When I design a website for a client, I don’t copy other websites. We use inspiration to do just that – inspire us. The images and websites you share allow me to get a feeling for the overall type of website that fits your business and then use it to create something custom for you.
Obviously, wee don’t want to copy someone else’s website, even unintentionally, which is why the ideas you’re sharing are inspiration and not an outline of exactly how you want your website to work.
It’s great to love Jenna Kutcher’s Cosmo-style quiz or Ashlyn Carter’s business toolkit, but your goal in website design is to create something uniquely you and not copy pieces and parts from other websites.
Before you start
Before you start collecting and sharing design inspiration with your website design, make sure you know your brand inside and out - the colors, logo, and brand words.
These are the first place you want to draw inspiration from and will help you focus on what will reach your dream clients (and keep you from feeling like you need to look like someone else to be successful).
Creating a Pinterest board
When you’re collecting design inspiration for your website project, I recommend creating a secret Pinterest board that you can share with your designer. This way, you can put everything in one place without having to feel like it’s all perfect from the start.
You can either have one board with everything on it or create sections for fonts, website elements, colors, and patterns.
You should also add pins of your brand design - color palette, logo, patterns, and some on-brand images.
Collecting design inspiration
When sharing pins, make comments about what the individual pieces you’re drawn to, like the “about me” section or the use of color. If you can, just pin the section you’re inspired by instead of a whole website.
Gather inspiration by taking screenshots of websites (in every industry) that you love and add them to your Pinterest board. That way, you won’t be limited to the popular pins that come up in your search - instead, you’ll have the entire internet to pull from.
If there are pieces of your current website that you love, pin those as well. We don’t have to throw everything out when designing something new.
Look outside of your industry for design ideas. Magazines are great for this because they’ve been designing layouts for decades and know what people are drawn to. Sure, you might not be able to translate that directly onto a screen, but you can pull the elements you love and incorporate them.
Finally, don’t feel like you’re limited to only pinning Squarespace designs. We’re working together because we want to think outside of the Squarespace box!
Editing your inspiration
Once you’ve pinned design elements from different places and made notes of what you love, it’s time to edit!
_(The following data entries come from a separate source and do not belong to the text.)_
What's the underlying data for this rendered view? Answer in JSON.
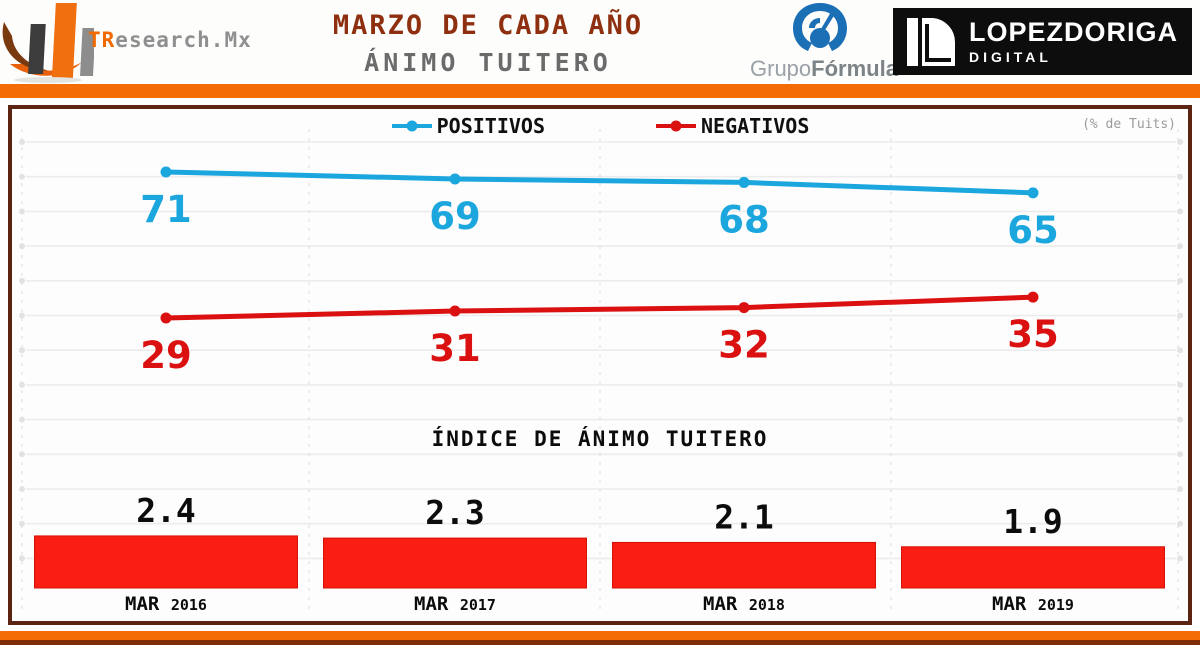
{
  "header": {
    "brand": {
      "tr": "TR",
      "rest": "esearch.Mx"
    },
    "title_line1": "MARZO DE CADA AÑO",
    "title_line2": "ÁNIMO TUITERO",
    "grupo_formula": {
      "grupo": "Grupo",
      "formula": "Fórmula"
    },
    "lopezdoriga": {
      "line1": "LOPEZDORIGA",
      "line2": "DIGITAL"
    }
  },
  "chart": {
    "unit_note": "(% de Tuits)",
    "index_title": "ÍNDICE DE ÁNIMO TUITERO"
  },
  "chart_data": {
    "type": "combo",
    "title": "MARZO DE CADA AÑO — ÁNIMO TUITERO",
    "unit": "% de Tuits",
    "grid": true,
    "legend_position": "top",
    "categories": [
      {
        "month": "MAR",
        "year": "2016"
      },
      {
        "month": "MAR",
        "year": "2017"
      },
      {
        "month": "MAR",
        "year": "2018"
      },
      {
        "month": "MAR",
        "year": "2019"
      }
    ],
    "series": [
      {
        "name": "POSITIVOS",
        "type": "line",
        "color": "#1ba7de",
        "values": [
          71,
          69,
          68,
          65
        ]
      },
      {
        "name": "NEGATIVOS",
        "type": "line",
        "color": "#db1010",
        "values": [
          29,
          31,
          32,
          35
        ]
      },
      {
        "name": "ÍNDICE DE ÁNIMO TUITERO",
        "type": "bar",
        "color": "#f91d12",
        "values": [
          2.4,
          2.3,
          2.1,
          1.9
        ]
      }
    ]
  }
}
You want to take a look at your entire Pinterest board together and remove anything that no longer feels like it fits your brand or that if out of place. You also don’t need to repeat the same elements over and over - I can see from just a few pins what you’re inspired by.
The next steps
If we’re working together on your site design, we’ll take some time in our kick-off call to review your Pinterest board and make sure that we understand what you love (and don’t want) before we start mocking up the design.
It’s important to have this conversation early in the design process so that the first version of the mockup is moving in the right direction from the start.